Die Choreografin, die auch für die Ausstattung verantwortlich zeichnet, bringt ein höchst komplexes Werk auf die Bühne im oberen Saal der Tanzfaktur. Und mit allem Wohlwollen gegenüber der Tanzfaktur und dem Koproduzenten Theater im Keller gehört dieses Stück eigentlich auf die große Bühne im Tanzhaus NRW. Aber von dort ist ja schon seit langer Zeit außer Gender-Ideologien nichts mehr zu hören. Also flutet Jiménez die Bühne in Köln mit raumfüllenden Projektionen von Jens Standke, der die verschiedenen Ebenen, die aus realen Spielszenen, Szenen aus Internetspielen und allerlei anderen Einfällen bestehen, entwickelt. Dieser Bilderflut, in der sich die Tänzer bewegen, kann sich niemand entziehen.

Und mit Hauke Martens und Angelo d’Aiello hat Jiménez zwei Tänzer gefunden, die sich grandios aus den Tiefen Freudscher Psychologie bis hin zur kraftmeiernden Position emporarbeiten, ehe sie in Selbstmitleid, -hass und -abschirmung versinken. Trotzdem ginge es nicht ohne Daniela Riebesam, die schon in Exxperiment begeisterte, hier aber noch mal ihre Leistung beachtlich steigert. Über das versteinerte Objekt in den Händen der Männer, der sportlichen Heroine des Zeitgeistes bis zur anmutigen Liebestänzerin zeigt sie das ganze Spektrum in Vollendung. Gratulation einer Tänzerin, die in den Händen ihrer Choreografin zu einem Höhenflug ansetzt und formvollendet landet.
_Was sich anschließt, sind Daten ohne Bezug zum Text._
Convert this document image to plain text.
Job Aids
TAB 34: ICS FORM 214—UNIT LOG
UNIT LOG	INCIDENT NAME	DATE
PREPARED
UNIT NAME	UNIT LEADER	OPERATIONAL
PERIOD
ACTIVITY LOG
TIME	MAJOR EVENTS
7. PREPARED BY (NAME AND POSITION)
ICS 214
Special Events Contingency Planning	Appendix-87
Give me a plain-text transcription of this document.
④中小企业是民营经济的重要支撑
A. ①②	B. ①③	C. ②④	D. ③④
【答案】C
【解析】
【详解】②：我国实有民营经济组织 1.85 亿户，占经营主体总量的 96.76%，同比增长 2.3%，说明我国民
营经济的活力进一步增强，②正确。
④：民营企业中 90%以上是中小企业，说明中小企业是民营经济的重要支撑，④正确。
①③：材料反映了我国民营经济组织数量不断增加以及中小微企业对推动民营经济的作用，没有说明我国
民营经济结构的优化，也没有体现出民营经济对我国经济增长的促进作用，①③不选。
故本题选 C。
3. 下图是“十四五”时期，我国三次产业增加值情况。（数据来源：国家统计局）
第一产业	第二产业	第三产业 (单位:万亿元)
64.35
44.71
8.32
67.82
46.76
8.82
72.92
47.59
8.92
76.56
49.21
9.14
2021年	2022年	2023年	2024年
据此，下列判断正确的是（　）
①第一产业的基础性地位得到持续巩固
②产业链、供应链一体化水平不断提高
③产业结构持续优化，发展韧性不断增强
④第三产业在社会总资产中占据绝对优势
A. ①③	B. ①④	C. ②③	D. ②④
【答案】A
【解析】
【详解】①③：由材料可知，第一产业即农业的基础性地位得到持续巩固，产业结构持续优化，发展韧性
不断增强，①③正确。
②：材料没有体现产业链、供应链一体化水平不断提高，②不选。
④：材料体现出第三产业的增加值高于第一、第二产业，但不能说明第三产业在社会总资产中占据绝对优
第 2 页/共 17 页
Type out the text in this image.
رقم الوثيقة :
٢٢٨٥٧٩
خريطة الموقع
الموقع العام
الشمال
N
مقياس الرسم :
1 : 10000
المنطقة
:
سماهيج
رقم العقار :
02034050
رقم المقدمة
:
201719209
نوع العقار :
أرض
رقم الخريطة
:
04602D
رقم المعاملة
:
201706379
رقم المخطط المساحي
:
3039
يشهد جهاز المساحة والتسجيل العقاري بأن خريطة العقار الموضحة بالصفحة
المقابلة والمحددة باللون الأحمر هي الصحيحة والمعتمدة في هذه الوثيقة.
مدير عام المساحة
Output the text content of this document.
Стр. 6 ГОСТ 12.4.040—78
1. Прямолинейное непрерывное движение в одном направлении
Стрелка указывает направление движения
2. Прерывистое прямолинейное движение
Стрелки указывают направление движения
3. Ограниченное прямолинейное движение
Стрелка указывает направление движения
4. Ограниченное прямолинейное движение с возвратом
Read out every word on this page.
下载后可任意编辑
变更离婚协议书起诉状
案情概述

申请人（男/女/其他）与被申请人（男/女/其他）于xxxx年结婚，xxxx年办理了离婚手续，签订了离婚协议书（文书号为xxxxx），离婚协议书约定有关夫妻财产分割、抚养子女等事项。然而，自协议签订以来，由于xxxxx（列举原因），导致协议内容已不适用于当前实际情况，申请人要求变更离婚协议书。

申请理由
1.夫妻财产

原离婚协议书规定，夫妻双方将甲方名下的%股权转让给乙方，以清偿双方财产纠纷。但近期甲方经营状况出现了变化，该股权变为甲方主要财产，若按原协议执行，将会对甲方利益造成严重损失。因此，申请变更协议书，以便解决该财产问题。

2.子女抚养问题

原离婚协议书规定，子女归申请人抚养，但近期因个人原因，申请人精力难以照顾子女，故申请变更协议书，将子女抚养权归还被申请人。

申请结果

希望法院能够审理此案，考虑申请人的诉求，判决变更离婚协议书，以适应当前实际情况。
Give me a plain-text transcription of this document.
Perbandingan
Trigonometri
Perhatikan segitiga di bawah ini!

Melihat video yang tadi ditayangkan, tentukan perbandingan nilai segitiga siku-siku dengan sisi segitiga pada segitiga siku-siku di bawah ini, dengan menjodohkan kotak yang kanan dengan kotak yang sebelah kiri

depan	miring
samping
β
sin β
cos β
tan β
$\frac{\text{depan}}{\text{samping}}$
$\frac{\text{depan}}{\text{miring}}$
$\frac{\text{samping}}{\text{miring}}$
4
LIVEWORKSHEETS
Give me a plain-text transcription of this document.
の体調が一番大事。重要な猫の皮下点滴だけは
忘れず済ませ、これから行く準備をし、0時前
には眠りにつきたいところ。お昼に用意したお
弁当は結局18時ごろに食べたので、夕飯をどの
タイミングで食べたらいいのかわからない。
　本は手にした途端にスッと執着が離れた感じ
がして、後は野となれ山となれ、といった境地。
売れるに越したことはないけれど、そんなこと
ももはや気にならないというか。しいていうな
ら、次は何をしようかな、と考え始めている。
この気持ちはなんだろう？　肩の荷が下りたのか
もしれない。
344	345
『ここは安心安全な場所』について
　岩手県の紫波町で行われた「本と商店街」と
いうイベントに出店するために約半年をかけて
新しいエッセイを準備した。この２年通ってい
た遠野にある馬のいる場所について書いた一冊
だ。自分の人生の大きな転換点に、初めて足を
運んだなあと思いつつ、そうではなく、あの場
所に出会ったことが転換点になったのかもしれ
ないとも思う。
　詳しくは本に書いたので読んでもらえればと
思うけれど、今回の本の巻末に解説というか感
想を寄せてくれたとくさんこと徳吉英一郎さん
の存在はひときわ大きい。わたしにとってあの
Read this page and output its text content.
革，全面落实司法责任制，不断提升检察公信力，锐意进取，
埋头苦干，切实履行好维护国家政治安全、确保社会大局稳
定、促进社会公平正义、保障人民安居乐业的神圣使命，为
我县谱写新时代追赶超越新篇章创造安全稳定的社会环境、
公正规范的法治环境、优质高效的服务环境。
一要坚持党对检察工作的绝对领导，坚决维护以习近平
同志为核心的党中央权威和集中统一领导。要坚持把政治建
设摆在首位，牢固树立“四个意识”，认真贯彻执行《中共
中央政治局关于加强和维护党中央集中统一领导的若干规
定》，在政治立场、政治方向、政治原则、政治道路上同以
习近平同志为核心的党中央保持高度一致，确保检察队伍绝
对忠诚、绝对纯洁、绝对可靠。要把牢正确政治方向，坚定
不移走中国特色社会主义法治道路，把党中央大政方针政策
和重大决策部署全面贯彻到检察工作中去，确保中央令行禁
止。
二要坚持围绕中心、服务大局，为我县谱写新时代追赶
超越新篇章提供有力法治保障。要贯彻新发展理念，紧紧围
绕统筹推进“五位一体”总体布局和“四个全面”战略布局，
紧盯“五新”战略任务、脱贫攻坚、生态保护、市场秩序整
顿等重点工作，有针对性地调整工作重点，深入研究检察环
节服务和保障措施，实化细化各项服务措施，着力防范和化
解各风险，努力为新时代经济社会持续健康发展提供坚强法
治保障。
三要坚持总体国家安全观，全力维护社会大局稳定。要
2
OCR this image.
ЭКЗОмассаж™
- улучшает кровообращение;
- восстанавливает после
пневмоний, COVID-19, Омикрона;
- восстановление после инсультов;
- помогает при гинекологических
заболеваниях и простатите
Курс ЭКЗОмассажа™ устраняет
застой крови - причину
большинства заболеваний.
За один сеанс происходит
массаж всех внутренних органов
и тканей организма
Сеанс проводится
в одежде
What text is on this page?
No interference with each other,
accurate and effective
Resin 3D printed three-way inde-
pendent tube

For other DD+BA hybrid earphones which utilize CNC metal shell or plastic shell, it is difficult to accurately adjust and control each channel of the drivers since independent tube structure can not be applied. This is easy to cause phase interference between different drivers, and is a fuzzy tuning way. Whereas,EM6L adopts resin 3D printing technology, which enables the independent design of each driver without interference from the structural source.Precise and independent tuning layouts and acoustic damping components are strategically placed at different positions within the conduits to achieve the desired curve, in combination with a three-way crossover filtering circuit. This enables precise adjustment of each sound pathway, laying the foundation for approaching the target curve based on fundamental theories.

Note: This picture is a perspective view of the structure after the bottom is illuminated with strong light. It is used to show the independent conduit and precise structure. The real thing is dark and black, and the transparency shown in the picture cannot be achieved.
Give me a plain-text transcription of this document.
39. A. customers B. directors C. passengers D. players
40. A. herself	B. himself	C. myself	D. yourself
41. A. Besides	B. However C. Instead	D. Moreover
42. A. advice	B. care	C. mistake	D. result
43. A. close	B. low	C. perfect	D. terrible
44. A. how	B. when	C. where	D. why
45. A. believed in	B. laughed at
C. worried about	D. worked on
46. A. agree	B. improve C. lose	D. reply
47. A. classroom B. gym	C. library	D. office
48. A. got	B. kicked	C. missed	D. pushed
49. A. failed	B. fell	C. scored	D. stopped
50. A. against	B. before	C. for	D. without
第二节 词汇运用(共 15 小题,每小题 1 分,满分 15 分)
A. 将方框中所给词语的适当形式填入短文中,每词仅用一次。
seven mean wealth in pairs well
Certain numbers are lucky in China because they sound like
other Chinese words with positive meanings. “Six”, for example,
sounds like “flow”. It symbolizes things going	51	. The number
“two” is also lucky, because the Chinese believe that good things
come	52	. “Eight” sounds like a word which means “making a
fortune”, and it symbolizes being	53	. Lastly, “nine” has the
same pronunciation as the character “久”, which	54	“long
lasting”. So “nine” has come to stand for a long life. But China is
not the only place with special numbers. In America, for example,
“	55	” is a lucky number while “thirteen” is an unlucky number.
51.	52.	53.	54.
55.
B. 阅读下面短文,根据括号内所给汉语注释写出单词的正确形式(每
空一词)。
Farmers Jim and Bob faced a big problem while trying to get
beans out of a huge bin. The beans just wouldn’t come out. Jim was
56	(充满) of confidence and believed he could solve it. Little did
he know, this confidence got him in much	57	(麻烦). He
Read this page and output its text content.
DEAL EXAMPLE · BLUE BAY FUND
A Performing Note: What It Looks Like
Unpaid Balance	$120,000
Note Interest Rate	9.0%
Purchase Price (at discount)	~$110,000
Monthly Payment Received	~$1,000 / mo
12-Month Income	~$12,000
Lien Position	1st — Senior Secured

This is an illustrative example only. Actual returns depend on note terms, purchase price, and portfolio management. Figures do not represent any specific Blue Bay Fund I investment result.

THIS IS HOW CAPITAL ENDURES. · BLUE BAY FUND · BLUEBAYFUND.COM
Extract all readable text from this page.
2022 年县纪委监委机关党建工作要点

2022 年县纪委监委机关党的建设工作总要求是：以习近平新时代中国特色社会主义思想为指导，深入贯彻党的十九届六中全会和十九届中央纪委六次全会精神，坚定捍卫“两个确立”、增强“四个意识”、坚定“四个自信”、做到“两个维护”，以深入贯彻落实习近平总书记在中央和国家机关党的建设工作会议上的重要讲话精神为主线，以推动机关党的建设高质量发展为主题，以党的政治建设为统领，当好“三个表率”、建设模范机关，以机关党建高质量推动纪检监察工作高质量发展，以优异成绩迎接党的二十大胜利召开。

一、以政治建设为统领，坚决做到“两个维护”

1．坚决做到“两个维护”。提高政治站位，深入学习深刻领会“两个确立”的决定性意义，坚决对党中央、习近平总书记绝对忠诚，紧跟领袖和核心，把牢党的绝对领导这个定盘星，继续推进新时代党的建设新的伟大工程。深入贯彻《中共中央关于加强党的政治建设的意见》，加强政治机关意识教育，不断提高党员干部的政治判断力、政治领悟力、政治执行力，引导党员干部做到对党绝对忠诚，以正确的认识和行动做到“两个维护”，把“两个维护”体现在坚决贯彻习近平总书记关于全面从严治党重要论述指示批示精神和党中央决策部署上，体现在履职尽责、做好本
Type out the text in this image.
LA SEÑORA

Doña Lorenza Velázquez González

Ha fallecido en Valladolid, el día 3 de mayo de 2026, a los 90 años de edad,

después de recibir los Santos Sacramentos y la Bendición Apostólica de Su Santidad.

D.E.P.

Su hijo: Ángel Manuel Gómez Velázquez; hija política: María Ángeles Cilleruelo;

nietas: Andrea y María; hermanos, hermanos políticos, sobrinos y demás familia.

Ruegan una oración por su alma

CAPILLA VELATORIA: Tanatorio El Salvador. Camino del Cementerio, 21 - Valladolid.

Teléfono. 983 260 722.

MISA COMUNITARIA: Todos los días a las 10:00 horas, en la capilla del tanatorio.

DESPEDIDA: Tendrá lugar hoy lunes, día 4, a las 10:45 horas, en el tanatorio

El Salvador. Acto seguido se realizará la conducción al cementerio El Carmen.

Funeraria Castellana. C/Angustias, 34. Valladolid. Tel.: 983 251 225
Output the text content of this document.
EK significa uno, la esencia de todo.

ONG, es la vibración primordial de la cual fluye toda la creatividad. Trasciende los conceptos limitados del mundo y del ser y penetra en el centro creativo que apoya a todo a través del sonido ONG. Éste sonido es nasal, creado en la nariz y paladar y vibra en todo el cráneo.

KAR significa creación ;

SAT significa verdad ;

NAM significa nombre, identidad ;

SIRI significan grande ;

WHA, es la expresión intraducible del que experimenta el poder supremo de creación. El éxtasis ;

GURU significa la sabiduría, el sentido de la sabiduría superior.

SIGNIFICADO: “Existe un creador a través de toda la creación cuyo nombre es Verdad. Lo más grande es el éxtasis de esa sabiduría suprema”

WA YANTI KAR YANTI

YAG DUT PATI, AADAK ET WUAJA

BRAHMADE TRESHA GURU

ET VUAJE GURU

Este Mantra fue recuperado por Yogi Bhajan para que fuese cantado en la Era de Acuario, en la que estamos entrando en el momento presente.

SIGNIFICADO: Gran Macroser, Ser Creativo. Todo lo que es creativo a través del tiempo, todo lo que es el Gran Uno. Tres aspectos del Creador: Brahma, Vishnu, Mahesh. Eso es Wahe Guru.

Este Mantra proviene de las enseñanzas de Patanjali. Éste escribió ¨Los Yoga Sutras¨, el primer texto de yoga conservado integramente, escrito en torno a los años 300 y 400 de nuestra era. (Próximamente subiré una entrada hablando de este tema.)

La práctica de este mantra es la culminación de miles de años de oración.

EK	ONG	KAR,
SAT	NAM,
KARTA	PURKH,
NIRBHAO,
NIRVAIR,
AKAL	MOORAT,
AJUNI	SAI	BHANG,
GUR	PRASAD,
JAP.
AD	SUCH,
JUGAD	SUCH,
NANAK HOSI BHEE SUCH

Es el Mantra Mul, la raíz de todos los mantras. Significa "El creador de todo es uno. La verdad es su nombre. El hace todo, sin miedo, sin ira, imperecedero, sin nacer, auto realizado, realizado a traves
Akustisch klug untermalt wird das Geschehen von Auszügen aus Rodgers Manifest, die ebenso von der Festplatte kommen wie eine wilde, aber gekonnte Mischung von Songs wie beispielsweise Assasin’s Breathe von Daniel Pemberton, Fackeln von den Einstürzenden Neubauten, dem Donaulied von Mickie Krause bis hin zum Heldenleben von Richard Strauß. Besser kann man die Besucher kaum in den Bann des Stücks saugen.

Nach einer Stunde wissen die Besucher ganz genau, welche körperliche Leistung die Tänzer vollbracht haben, weil sie selbst vollkommen verschwitzt sind. Aber wen interessiert das nach einem solchen Abend? Wenn es nur nach Qualität ginge, tourte die Choreografie von nun an durch ganz Deutschland, räumte sämtliche Preise ab und fände viele Diskussionsrunden. Denjenigen, die das Stück in Köln gesehen haben, wird es lange in Erinnerung bleiben. Zu Recht.